Boris Johnson can now redeem his debt to the NHS

Sometimes the political and the personal fuse. Boris Johnson says he owes his life to the National Health Service. The prime minister’s hymn of gratitude to Britain’s state-run health system after his spell in intensive care as a Covid-19 patient was self-evidently heartfelt. His personal debt reaches beyond life-saving care. […]

Sometimes the political and the personal fuse. Boris Johnson says he owes his life to the National Health Service. The prime minister’s hymn of gratitude to Britain’s state-run health system after his spell in intensive care as a Covid-19 patient was self-evidently heartfelt. His personal debt reaches beyond life-saving care. The NHS helped map his path to power.

Mr Johnson first declared a deep affection for the service at the time of the 2016 Brexit referendum. As leader of the Leavers, he promised that quitting the EU would free up great riches — an additional £350m each week — that could be used to fund healthcare. The pledge was mendacious. It was also a stroke of campaigning genius — a powerful and successful pitch to the Brexit-inclined Labour voters needed to win the referendum.

The tactic was repeated in December’s general election. Mr Johnson’s platform was simple: he would end the parliamentary temporising that had thwarted Brexit and he would shower money on the NHS for the next five years. Voters in great tracts of Labour’s heartlands in the Midlands and north of England switched their allegiance to give the Conservatives a resounding majority.

For all the richly deserved acclaim being heaped on NHS workers during the coronavirus pandemic, the prime minister’s unqualified reverence leaves him in something of a minority in his own party. Since voting against the NHS’s establishment in 1945, the Tories have never fully embraced it, veering instead between grudging acquiescence and grumbling resentment.

Since the 1980s in particular, the party has often seen a state-run organisation with some 1.4m employees as a rebuke to the pro-market policies that drove Margaret Thatcher’s privatisation of great swaths of the state. Thatcher never dared take on the NHS, though she did buy private health insurance. Successive Tory prime ministers have instead sought to chip away at the boundaries of the health service by restricting funding and injecting private competition. The fragmentation and cash shortages have taken their toll, visible during the present crisis in shortages of specialist facilities and equipment.

When Mr Johnson applauds what ministers pointedly claim as “our NHS”, he omits to mention that since 2010 the governments of David Cameron and Theresa May subjected it to a ferocious financial squeeze which, according to the Independent think-tank The King’s Fund, represented the harshest clampdown since 1945. Hospitals have fallen into disrepair and patients have faced long delays and waiting lists for essential treatment.

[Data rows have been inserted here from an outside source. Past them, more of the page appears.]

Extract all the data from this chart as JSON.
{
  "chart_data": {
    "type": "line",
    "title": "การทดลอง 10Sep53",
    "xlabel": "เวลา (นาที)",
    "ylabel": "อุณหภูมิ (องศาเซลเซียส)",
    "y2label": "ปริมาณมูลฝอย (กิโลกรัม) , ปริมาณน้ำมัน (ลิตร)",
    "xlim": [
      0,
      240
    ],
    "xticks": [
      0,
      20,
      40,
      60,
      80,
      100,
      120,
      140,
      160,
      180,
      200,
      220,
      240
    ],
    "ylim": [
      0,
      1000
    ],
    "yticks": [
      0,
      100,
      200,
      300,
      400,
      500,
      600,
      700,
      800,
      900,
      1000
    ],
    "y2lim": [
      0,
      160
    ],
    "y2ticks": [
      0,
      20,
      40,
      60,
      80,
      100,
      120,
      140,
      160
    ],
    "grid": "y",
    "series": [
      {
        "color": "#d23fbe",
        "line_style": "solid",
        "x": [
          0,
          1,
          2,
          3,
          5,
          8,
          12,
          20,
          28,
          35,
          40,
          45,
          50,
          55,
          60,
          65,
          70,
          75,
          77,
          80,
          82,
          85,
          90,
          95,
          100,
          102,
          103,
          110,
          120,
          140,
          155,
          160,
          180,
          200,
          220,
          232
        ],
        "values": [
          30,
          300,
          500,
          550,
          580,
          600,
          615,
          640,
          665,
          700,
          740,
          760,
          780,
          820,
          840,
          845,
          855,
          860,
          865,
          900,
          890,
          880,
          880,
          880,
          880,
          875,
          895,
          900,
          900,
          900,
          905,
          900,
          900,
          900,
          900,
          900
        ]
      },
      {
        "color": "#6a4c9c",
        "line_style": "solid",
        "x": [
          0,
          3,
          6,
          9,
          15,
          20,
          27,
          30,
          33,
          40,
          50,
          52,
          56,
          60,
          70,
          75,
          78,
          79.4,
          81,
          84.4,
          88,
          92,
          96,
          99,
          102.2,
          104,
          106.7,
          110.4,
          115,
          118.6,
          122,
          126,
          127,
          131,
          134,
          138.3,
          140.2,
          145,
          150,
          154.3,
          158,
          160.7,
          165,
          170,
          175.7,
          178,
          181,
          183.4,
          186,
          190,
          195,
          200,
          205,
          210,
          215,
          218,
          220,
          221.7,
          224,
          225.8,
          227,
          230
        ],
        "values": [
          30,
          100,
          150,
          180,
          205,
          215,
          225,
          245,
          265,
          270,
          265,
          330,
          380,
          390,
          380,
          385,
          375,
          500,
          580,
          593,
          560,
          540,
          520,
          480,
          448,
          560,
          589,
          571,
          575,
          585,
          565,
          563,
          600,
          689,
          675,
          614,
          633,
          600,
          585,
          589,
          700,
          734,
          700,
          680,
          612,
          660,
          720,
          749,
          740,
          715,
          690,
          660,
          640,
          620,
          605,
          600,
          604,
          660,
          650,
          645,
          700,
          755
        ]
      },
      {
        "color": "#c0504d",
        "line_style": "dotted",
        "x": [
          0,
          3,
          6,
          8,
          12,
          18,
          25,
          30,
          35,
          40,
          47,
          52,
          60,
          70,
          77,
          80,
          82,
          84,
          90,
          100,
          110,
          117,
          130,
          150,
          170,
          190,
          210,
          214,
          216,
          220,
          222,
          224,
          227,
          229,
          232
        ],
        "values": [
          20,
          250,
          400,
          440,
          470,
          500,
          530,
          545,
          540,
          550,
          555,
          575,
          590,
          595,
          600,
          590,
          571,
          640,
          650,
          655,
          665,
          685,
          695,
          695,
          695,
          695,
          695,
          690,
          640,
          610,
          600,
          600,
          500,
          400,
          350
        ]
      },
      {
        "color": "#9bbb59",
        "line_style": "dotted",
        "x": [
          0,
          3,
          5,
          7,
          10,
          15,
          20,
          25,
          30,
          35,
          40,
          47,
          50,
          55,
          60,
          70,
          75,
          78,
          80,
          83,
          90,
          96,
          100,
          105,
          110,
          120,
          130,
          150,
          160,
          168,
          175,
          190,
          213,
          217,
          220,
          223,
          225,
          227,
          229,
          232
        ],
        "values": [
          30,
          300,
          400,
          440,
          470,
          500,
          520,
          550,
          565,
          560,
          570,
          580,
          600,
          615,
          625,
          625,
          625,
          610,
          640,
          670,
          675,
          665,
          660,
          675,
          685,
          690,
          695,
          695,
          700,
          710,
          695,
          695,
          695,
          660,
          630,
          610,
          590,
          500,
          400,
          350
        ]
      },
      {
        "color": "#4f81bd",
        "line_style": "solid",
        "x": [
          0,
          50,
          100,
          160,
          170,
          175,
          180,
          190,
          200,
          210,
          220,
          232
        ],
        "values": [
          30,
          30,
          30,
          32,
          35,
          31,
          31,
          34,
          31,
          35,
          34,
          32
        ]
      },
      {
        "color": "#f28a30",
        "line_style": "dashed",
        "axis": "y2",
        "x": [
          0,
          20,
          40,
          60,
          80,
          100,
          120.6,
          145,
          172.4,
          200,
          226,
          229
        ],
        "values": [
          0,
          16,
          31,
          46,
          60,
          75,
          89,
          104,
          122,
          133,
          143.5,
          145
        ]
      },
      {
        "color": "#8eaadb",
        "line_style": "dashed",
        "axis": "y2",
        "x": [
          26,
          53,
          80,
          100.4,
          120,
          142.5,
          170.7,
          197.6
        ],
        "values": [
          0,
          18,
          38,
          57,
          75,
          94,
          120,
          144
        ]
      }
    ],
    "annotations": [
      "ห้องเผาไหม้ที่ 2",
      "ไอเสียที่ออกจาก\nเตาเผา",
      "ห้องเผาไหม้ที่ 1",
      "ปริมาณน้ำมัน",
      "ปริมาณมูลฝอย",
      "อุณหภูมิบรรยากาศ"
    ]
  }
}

The NHS stands as the poor relation among European neighbours. According to the independent Nuffield Trust, it provides fewer than three doctors per 1,000 of population. That compares with four in Italy, 4.2 in Germany and 4.8 in Norway. There are similar shortfalls in the numbers of nurses and other clinical staff and of hospital beds. By the count of the OECD, Britain has 2.5 hospital beds per 1,000 of population against six in France and eight in Germany.

Defying the rising demand for healthcare from an ageing population and the high cost of sophisticated medical equipment and modern pharmaceuticals, spending on the NHS has fallen as a share of national income since 2010. Between 2000 and 2010 the share rose from 5 per cent to 7.75 per cent. By 2018 it had fallen back to 7.35 per cent.

An even tighter squeeze on the budgets of local authorities for the care of the elderly has left large numbers of those who would otherwise be in residential homes stranded in NHS beds. The hard work and deep reservoir of determination of health service workers witnessed during the present crisis have long served as a sticking plaster on an open wound.

The prime minister’s election promise of an additional £34bn of funding spread over the next five years will not do the trick. It is certainly welcome, providing an annual real increase of a little more than 3 per cent a year. But as The King’s Fund and others point out, it will do nothing to allow the NHS to repair the damage of the past decade and is below the long-term average rise of 3.7 per cent. Senior figures at NHS England say that the service will “just about get by” with the extra funding — assuming a substantial increase in resources for elderly care.

Covid-19 and his own brush with mortality, however, present Mr Johnson with a unique opportunity. Even as he recuperates, the prime minister is as politically strong as he will ever be. He has shown that backing the NHS is a vote-winner. He can rewrite the ­Conservative script to reconcile his party with the idea that free-at-the-point-of-need healthcare is an indestructible pillar of British society. Rather than resent the NHS, the Tories should cherish it.

The way to do so is to create a ­permanent funding structure to provide the resources needed to meet the demands of modern medicine and an ageing population and, crucially, to redeem a decade-old Conservative promise to properly fund care of the elderly.

Yes, this will come with a cost. But how many would oppose an increase in tax to pay for the NHS Britain deserves? Mr Johnson declares himself a champion of the NHS. Now he can show it.